What is the reason for using a double pointer when adding a node in a linked list?

Some implementations pass a pointer to pointer parameter to allow changing the head pointer directly instead of returning the new one. Thus you could write:

// note that there's no return value: it's not needed
void push(struct node** head, int data)
{
    struct node* newnode = malloc(sizeof(struct node));
    newnode->data=data;
    newnode->next=*head;
    *head = newnode; // *head stores the newnode in the head
}

// and call like this:
push(&head,1);

The implementation that doesn’t take a pointer to the head pointer must return the new head, and the caller is responsible for updating it itself:

struct node* push(struct node* head, int data)
{
    struct node* newnode = malloc(sizeof(struct node));
    newnode->data=data;
    newnode->next=head;
    return newnode;
}

// note the assignment of the result to the head pointer
head = push(head,1);

If you don’t do this assignment when calling this function, you will be leaking the nodes you allocate with malloc, and the head pointer will always point to the same node.

The advantage should be clear now: with the second, if the caller forgets to assign the returned node to the head pointer, bad things will happen.

Edit:

Pointer to pointer(Double pointers) also allows for creation for multiple user defined data types within a same program(Example: Creating 2 linked lists)

To avoid complexity of double pointers we can always utilize structure(which works as an internal pointer).

You can define a list in the following way:

typedef struct list {
    struct node* root;    
} List;

List* create() {
    List* templ = malloc(sizeof(List));
    templ->root = NULL;
    return templ;
}

In link list functions use the above List in following way: (Example for Push function)

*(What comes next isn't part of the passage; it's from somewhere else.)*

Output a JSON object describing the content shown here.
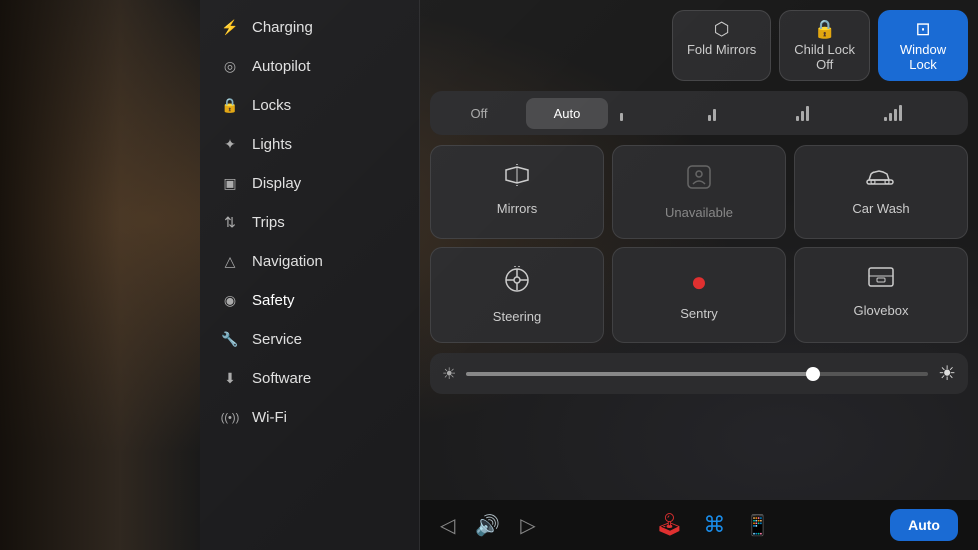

void Push(List* l, int x) {         
    struct node* n = malloc(sizeof(struct node));
    n->data = x;
    n->link = NULL;
    
    printf("Node created with value %d\n", n->data);
    if (l->root == NULL) {
        l->root = n;
    } else {
        struct node* i = l->root;
        while (i->link != NULL){
            i = i->link;
        }
        i->link = n;
    }
}

In your main() function declare the list in follow way:

List* list1 = create(); 
push(list1, 10);